Entre 800 000 et 1,5 million de manifestants contre la réforme des retraites. Emmanuel Macron est confronté à un épisode clé de son mandat de cinq ans, alors qu’il doit surmonter la plus grande vague d’actions syndicales de sa présidence qui a déjà gravement perturbé les écoles et les transports.

La grève qui a débuté jeudi (5 décembre) a rassemblé quelque 800 000 personnes issues d’un large éventail de professions, contre le projet de réformes des retraites proposé par M. Macron. Ce dernier souhaite introduire un mode de calcul par points qui augmenterait l’âge de la retraite pour des millions de personnes.

44 % de salariés étaient en grève chez EDF, 80 % à la RATP, 55 % à la SNCF ; un instituteur et professeur sur deux n’a pas assuré les cours à l’Education nationale. Une partie des avions a aussi du rester cloué au sol, faute de contrôleurs aériens.

« Cela durera aussi longtemps qu’il le faudra, il y aura un gagnant et un perdant », a déclaré le représentant de la CGT des cheminots de la Gare de Lyon pour la SNCF, chez LCI.

Après avoir abandonné des milliards, l’année dernière, pour calmer la révolte des Gilets jaunes, le leadership du président français Emmanuel Macron est mis à l’épreuve. De plus, le gouvernement ne peut pas simplement faire marche arrière sans affaiblir sa base politique, et ce, alors que les élections municipales se profilent au printemps prochain.

La mobilisation se poursuit vendredi 6 décembre, alors qu’Emmanuel Macron ne s’est pas exprimé sur l’ampleur du mouvement social. (Euractiv France)

Lire aussi : La forte mobilisation contre la réforme des retraites met le gouvernement à l’épreuve

BERLIN

Des réductions drastiques pour atteindre les objectifs climatiques : Un rapport interne rédigé par l’Agence fédérale pour l’environnement (UBA) propose des réductions drastiques dans le secteur des transports pour que l’Allemagne atteigne ses objectifs climatiques. Alors que le document avait été rédigé à l’origine en juin, lorsque le gouvernement allemand préparait son paquet climat, ses résultats n’ont pas été publiés qu’hier matin (5 décembre) par le Süddeutsche Zeitung.
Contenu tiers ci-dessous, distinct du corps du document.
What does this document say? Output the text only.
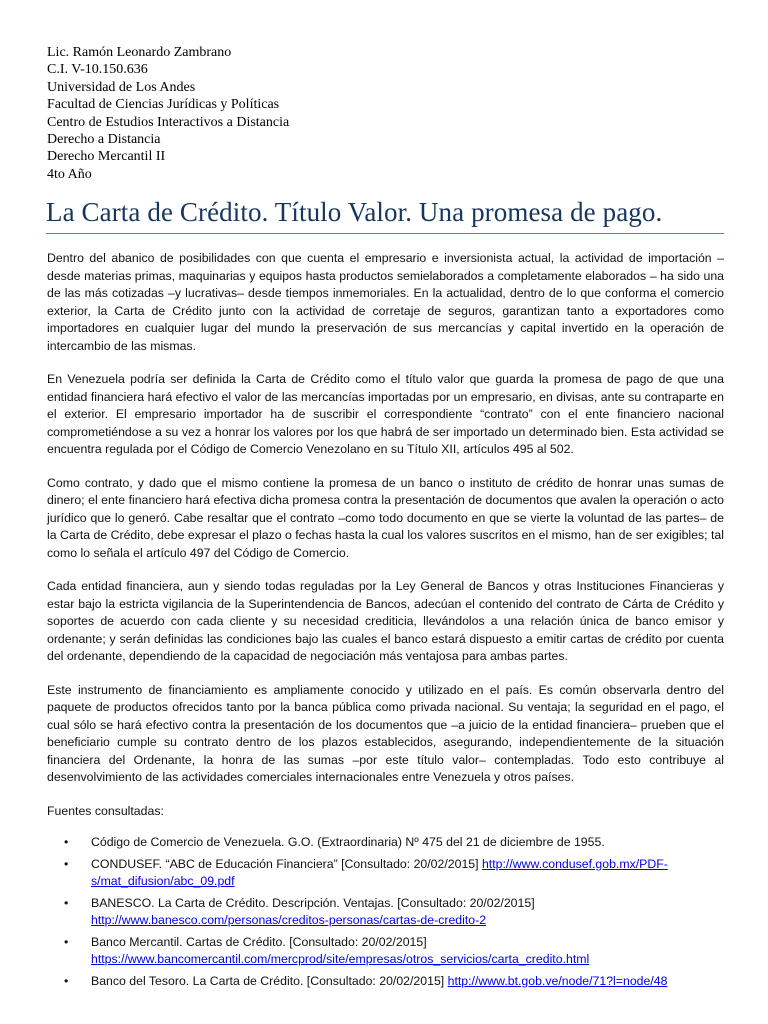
Lic. Ramón Leonardo Zambrano
C.I. V-10.150.636
Universidad de Los Andes
Facultad de Ciencias Jurídicas y Políticas
Centro de Estudios Interactivos a Distancia
Derecho a Distancia
Derecho Mercantil II
4to Año
La Carta de Crédito. Título Valor. Una promesa de pago.

Dentro del abanico de posibilidades con que cuenta el empresario e inversionista actual, la actividad de importación – desde materias primas, maquinarias y equipos hasta productos semielaborados a completamente elaborados – ha sido una de las más cotizadas –y lucrativas– desde tiempos inmemoriales. En la actualidad, dentro de lo que conforma el comercio exterior, la Carta de Crédito junto con la actividad de corretaje de seguros, garantizan tanto a exportadores como importadores en cualquier lugar del mundo la preservación de sus mercancías y capital invertido en la operación de intercambio de las mismas.

En Venezuela podría ser definida la Carta de Crédito como el título valor que guarda la promesa de pago de que una entidad financiera hará efectivo el valor de las mercancías importadas por un empresario, en divisas, ante su contraparte en el exterior. El empresario importador ha de suscribir el correspondiente “contrato” con el ente financiero nacional comprometiéndose a su vez a honrar los valores por los que habrá de ser importado un determinado bien. Esta actividad se encuentra regulada por el Código de Comercio Venezolano en su Título XII, artículos 495 al 502.

Como contrato, y dado que el mismo contiene la promesa de un banco o instituto de crédito de honrar unas sumas de dinero; el ente financiero hará efectiva dicha promesa contra la presentación de documentos que avalen la operación o acto jurídico que lo generó. Cabe resaltar que el contrato –como todo documento en que se vierte la voluntad de las partes– de la Carta de Crédito, debe expresar el plazo o fechas hasta la cual los valores suscritos en el mismo, han de ser exigibles; tal como lo señala el artículo 497 del Código de Comercio.

Cada entidad financiera, aun y siendo todas reguladas por la Ley General de Bancos y otras Instituciones Financieras y estar bajo la estricta vigilancia de la Superintendencia de Bancos, adecúan el contenido del contrato de Cárta de Crédito y soportes de acuerdo con cada cliente y su necesidad crediticia, llevándolos a una relación única de banco emisor y ordenante; y serán definidas las condiciones bajo las cuales el banco estará dispuesto a emitir cartas de crédito por cuenta del ordenante, dependiendo de la capacidad de negociación más ventajosa para ambas partes.

Este instrumento de financiamiento es ampliamente conocido y utilizado en el país. Es común observarla dentro del paquete de productos ofrecidos tanto por la banca pública como privada nacional. Su ventaja; la seguridad en el pago, el cual sólo se hará efectivo contra la presentación de los documentos que –a juicio de la entidad financiera– prueben que el beneficiario cumple su contrato dentro de los plazos establecidos, asegurando, independientemente de la situación financiera del Ordenante, la honra de las sumas –por este título valor– contempladas. Todo esto contribuye al desenvolvimiento de las actividades comerciales internacionales entre Venezuela y otros países.

Fuentes consultadas:
• Código de Comercio de Venezuela. G.O. (Extraordinaria) Nº 475 del 21 de diciembre de 1955.
• CONDUSEF. “ABC de Educación Financiera” [Consultado: 20/02/2015] http://www.condusef.gob.mx/PDF-s/mat_difusion/abc_09.pdf
• BANESCO. La Carta de Crédito. Descripción. Ventajas. [Consultado: 20/02/2015] http://www.banesco.com/personas/creditos-personas/cartas-de-credito-2
• Banco Mercantil. Cartas de Crédito. [Consultado: 20/02/2015] https://www.bancomercantil.com/mercprod/site/empresas/otros_servicios/carta_credito.html
• Banco del Tesoro. La Carta de Crédito. [Consultado: 20/02/2015] http://www.bt.gob.ve/node/71?l=node/48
Le rapport propose d’augmenter la taxe sur le diesel de 0,70 € pour atteindre 1,19 € d’ici à 2030 et le prix de l’essence de 0,47 €. Il appelle, entre autres, à la suppression des avantages pour les voitures de société. Cependant, la proposition plus controversée est peut-être la mise en œuvre suggérée d’une limitation de vitesse de 120 km par heure sur l’autoroute. D’après le document, les objectifs sont « ambitieux, mais réalisables ».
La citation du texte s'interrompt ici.